How to model schema in Elasticsearch when a particular entity contains both metadata and content

Hi, I am indexing articles information into Elasticsearch.
The article information has metadata(article title, authors, viewCount ) and the article content itself.
Metadata is of smaller size around 20KB. And article content is of larger size, it may range anywhere from 100KB to 2MB. And metadata information is frequently updated.

So I want to know how to model this piece of information.

Elastic search documents say "A single document should contain all of the information that is required to decide whether it matches a search request."

But there are several approaches and counter-arguments presented by the team.

  1. Index both metadata and content in one document, as the docs say.
    The counter-argument: As the metadata is changed frequently and content will be huge, this is a bad approach. So just for small changes, the entire document will be updated again and again. And updating a doc in ES is IO intensive and hence costly operation.

  2. Hence it was suggested to put metadata in one index and content in another index. The problem with this approach is if we search for a term which is present in both metadata and content (like a term present in both title and content), it is giving us two documents from both the index which should be ideally one. Even aggregations don't suit this scenario.
    In this scenario then we have to hit two queries for each index and do Application side join.

  3. Maintain a parent-child relationship. With metadata being the parent and content being the child in the same index. But with this will I be able to search across both parent and child but get only parent document if both matches the query criteria.
    ES docs say only use Parent-child if the parent has multiple children. And even the search queries will be slow.

There is no conclusion that has been arrived.

Please suggest how to model when a single entity contains both metadata and content, and content will be huge.

Thanks.

How frequent are you updating your documents? How large portion of the data set is updated every day?

@Christian_Dahlqvist There are around 3 million article records currently. A maximum of around 2000 - 3000 thousands of new records are added everyday. But the chances of a particular record getting updated is very infrequent. Maybe maximum of 10 times during its lifetime.

But we want to add article viewed count into the records in the future. In that case each record will be updated once in a day.
Can you please tell what approach to take in both the scenarios?

It does not sound like that qualified as frequent updates, so I think option 1 should be fine. If you start updating all documents every day and need to include these added stats in querying or relevance calculations, it might at that point be worthwhile instead storing the view counts in a child document as long as this meets your query needs.

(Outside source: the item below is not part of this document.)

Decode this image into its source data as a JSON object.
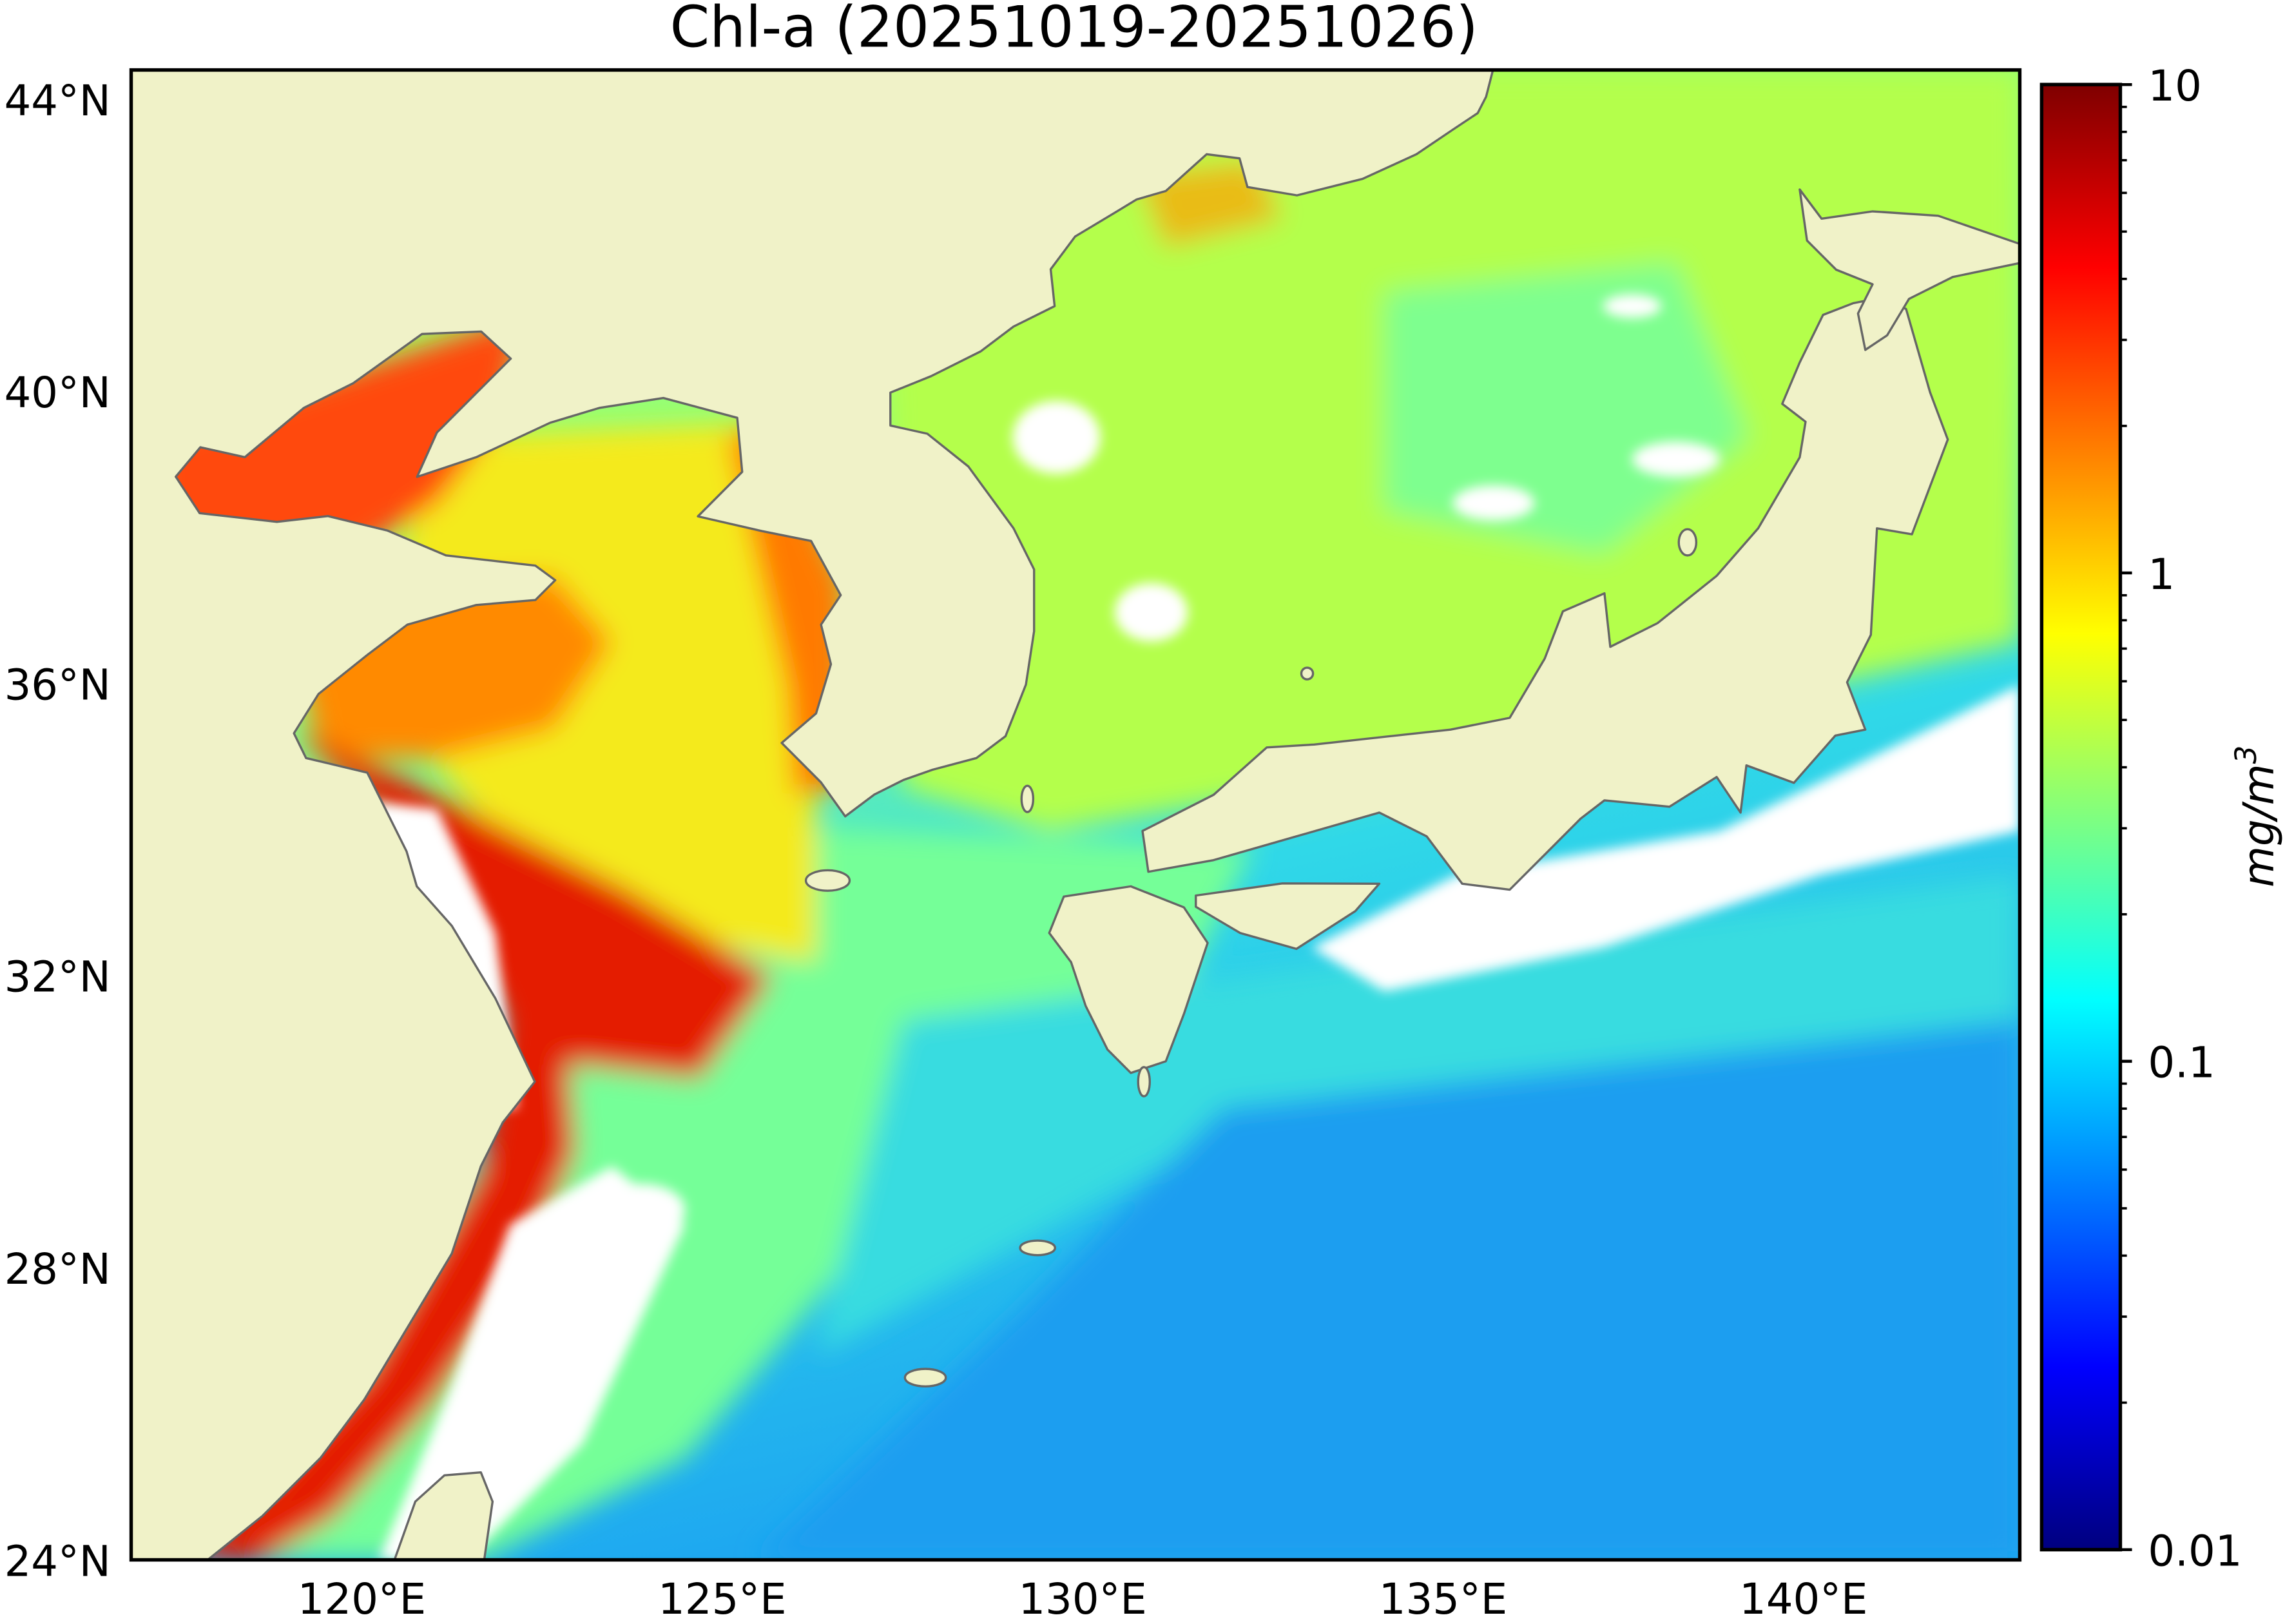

Thank you so much @Christian_Dahlqvist.

So just to paraphrase, we will keep both the metadata and content in a single document. But those fields like view count which are updated daily (or frequently) and are used for querying or sorting be kept as child document.
RIght?

But just a related question. What about ES docs which says "Use parent-child relationships sparingly, and only when there are many more children than parents."? Does this case doesn't hold true here?

@Christian_Dahlqvist ?

That is the typical use-case, but it might be useful here as well. Whether it is worth the hassle and potential performance penalty depends on how feasible it is to update the documents if all data was stored together.